3.2.    De planregels bevatten geen definitie van het begrip "weg". Dat alleen openbare wegen van belang zijn voor de vaststelling van het peil kan niet uit de planregels worden afgeleid. De Milieuvereniging Oosterhout betoogt dan ook op zichzelf terecht dat de rechtbank ten onrechte heeft geoordeeld dat bij het bepalen van het peil onder "weg" uitsluitend de openbare weg wordt verstaan.

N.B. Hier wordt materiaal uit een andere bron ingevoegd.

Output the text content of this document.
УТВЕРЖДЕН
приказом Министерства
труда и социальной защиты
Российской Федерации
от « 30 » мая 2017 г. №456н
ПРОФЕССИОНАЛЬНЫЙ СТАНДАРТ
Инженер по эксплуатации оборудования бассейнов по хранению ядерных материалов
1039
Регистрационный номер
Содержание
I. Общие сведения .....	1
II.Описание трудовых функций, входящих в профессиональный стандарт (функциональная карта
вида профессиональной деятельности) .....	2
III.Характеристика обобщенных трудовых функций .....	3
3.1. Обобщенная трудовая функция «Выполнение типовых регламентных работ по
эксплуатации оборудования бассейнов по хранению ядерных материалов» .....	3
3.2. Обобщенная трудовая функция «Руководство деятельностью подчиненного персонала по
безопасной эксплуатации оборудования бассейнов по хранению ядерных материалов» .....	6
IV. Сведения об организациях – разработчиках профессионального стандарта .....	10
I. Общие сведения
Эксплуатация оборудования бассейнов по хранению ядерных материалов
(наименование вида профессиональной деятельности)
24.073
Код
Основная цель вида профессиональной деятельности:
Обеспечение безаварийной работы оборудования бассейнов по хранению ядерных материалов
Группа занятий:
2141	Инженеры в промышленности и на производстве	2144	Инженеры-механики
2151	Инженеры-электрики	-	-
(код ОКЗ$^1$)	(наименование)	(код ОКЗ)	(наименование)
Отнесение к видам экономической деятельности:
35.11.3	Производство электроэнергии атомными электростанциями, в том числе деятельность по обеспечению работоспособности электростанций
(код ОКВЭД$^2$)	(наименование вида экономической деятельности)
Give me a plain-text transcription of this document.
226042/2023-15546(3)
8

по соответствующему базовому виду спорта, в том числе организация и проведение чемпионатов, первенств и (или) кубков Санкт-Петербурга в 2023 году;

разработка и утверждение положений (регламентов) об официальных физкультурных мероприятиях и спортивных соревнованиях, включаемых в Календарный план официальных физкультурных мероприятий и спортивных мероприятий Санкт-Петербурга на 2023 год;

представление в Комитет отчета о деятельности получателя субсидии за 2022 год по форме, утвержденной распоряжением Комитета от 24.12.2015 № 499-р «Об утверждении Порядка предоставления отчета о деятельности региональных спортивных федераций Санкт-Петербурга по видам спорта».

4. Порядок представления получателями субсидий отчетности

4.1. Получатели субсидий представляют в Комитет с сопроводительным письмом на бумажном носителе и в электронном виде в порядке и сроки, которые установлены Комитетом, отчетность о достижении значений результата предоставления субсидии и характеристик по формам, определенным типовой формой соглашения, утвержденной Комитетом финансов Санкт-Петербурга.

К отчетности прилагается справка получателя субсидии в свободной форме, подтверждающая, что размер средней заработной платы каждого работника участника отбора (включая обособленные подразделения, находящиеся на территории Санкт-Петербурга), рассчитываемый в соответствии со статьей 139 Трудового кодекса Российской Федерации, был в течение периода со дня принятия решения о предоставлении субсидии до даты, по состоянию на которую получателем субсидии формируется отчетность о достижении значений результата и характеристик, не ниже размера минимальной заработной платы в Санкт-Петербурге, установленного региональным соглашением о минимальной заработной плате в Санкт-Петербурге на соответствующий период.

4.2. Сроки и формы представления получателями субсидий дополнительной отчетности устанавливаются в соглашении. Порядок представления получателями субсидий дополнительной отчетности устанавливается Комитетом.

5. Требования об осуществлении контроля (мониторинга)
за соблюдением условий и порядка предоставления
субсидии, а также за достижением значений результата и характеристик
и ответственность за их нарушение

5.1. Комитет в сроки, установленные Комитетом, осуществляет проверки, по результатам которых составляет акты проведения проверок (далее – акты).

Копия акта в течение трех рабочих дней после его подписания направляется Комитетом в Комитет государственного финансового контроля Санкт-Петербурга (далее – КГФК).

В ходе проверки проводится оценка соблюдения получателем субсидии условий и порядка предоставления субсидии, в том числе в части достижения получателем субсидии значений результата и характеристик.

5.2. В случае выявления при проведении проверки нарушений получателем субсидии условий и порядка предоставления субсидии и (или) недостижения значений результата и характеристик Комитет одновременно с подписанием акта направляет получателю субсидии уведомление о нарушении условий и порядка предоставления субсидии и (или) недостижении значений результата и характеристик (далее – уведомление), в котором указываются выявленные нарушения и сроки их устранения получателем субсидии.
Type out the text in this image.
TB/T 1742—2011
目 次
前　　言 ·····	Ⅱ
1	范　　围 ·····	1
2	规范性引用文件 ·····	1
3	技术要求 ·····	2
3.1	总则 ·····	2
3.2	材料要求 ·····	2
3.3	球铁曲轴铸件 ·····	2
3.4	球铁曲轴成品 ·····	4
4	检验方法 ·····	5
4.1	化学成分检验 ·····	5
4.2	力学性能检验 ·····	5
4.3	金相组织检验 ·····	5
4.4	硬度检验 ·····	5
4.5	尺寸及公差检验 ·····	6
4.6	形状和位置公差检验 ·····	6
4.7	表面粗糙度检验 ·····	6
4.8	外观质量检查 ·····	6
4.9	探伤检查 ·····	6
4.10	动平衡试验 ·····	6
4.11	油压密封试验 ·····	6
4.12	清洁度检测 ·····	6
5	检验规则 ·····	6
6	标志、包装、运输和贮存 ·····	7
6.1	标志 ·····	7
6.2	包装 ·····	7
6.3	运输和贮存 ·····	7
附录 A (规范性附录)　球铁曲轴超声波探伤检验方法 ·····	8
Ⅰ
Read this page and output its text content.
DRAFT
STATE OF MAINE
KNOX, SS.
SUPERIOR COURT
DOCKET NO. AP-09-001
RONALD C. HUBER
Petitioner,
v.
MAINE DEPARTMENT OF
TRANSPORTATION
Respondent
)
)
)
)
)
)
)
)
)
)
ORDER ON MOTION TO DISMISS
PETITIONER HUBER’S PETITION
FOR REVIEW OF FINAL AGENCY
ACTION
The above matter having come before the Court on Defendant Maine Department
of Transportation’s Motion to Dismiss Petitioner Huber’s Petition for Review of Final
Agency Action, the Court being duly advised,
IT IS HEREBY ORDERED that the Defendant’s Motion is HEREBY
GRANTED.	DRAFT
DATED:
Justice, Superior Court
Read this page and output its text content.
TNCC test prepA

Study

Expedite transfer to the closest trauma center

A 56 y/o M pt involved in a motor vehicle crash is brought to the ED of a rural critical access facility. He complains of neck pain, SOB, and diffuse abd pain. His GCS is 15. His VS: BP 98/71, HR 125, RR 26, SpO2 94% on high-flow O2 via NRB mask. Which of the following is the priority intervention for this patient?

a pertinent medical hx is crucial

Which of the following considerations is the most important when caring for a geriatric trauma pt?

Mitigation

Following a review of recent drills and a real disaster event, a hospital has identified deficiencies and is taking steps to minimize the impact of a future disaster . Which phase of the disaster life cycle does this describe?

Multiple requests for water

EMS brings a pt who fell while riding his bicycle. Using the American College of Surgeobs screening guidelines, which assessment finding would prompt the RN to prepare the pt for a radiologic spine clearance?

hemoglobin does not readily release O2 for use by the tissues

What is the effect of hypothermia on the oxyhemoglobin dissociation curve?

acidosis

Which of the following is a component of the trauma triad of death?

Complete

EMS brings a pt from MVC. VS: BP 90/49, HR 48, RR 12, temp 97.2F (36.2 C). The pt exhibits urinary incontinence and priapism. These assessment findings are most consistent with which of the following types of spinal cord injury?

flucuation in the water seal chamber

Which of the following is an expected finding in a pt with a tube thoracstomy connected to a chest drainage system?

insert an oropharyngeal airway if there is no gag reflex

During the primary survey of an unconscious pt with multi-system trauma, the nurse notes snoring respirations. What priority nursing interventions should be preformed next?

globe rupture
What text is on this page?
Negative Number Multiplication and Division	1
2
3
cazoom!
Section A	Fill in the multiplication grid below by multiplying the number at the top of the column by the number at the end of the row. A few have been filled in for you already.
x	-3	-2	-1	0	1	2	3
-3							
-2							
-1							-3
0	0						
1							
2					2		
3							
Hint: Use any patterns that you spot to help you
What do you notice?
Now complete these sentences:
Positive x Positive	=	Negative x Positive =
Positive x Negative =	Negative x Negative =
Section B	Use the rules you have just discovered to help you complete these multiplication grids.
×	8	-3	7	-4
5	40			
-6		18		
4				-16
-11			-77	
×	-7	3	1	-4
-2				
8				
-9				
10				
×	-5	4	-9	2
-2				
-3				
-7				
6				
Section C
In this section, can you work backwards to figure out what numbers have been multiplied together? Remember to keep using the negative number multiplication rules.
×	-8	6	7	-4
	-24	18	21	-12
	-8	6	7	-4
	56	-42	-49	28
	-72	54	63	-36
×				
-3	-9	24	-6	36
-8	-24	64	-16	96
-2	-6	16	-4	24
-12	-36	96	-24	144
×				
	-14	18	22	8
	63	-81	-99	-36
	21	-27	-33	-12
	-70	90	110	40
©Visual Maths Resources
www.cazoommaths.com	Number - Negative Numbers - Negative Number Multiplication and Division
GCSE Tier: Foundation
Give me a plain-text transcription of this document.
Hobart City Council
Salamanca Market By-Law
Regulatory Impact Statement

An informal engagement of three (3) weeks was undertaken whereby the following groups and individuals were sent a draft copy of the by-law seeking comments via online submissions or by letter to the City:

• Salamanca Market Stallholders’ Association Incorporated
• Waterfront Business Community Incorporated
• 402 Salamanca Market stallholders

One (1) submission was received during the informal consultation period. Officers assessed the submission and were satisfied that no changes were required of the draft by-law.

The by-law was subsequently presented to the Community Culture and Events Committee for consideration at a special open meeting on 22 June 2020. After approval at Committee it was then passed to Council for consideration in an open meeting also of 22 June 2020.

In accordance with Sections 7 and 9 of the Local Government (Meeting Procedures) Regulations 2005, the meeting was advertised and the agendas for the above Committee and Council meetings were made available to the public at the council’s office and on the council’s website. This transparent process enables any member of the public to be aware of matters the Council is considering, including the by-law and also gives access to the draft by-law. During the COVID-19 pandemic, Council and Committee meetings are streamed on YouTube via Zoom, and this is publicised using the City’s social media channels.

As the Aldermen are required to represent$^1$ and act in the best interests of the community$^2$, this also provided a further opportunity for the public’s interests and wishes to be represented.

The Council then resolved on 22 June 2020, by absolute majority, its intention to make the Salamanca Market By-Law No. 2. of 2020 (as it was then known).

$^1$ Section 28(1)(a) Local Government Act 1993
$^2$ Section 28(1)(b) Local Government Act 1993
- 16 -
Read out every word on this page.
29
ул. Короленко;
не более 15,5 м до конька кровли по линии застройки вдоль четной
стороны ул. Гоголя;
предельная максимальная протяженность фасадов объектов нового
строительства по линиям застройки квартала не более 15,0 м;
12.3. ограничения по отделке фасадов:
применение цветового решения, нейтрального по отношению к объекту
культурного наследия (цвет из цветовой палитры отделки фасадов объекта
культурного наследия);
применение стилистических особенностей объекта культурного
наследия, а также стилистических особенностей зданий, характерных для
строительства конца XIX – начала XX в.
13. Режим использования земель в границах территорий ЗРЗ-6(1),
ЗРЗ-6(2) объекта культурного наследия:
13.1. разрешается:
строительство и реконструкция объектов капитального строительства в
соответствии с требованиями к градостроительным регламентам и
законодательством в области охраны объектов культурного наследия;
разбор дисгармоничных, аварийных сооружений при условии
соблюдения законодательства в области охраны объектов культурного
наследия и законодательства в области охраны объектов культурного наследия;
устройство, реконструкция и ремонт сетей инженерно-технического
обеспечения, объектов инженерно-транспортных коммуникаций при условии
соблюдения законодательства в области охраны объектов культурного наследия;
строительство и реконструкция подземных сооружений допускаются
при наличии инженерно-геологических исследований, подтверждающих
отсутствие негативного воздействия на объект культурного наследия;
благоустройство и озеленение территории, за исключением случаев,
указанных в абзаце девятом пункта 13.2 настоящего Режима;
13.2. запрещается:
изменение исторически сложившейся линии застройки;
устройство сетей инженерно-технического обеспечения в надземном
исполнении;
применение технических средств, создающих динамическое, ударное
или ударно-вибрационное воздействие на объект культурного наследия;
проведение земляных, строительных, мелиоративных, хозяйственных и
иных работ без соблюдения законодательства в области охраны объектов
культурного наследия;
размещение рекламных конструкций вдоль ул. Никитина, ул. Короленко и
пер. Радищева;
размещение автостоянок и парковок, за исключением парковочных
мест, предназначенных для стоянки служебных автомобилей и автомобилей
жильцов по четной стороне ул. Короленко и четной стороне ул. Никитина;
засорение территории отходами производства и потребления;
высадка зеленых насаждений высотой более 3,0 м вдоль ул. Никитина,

De Afdeling volgt echter niet het betoog van de Milieuvereniging dat uit de planregels kan worden afgeleid dat de planwetgever heeft bedoeld het zogeheten vierkante plein bij de hoofdingang in dit geval aan te merken als "weg". De Afdeling volgt het standpunt van het college dat in dit geval, gelet op de feitelijke situatie, waarin de hoofdtoegang van het gebouw niet direct aan de weg grenst, artikel 1.88, onder b, van de planregels van toepassing is. Het college heeft zich op het standpunt gesteld dat bij toepassing van die planregel de hoogte van de - onverharde - Pannenhuisstraat bepalend is voor het peil, omdat de hoofdtoegang van het gebouw aan de zijde van de Pannenhuisstraat is gelegen. De rechtbank heeft terecht geoordeeld dat het college aldus het peil in overeenstemming met deze planregel heeft bepaald. Het oordeel van de rechtbank dat de maximum goothoogte van 6 m als gevolg van het bouwplan aldus niet wordt overschreden, is juist.

Aanvullend overweegt de Afdeling als volgt. De Milieuvereniging betoogt dat sprake is van overschrijding van de toegestane goothoogte indien zou worden uitgegaan van het in haar ogen juiste peil, namelijk de verharding, door haar aangeduid als het vierkante plein, voor de hoofdingang van het paviljoen.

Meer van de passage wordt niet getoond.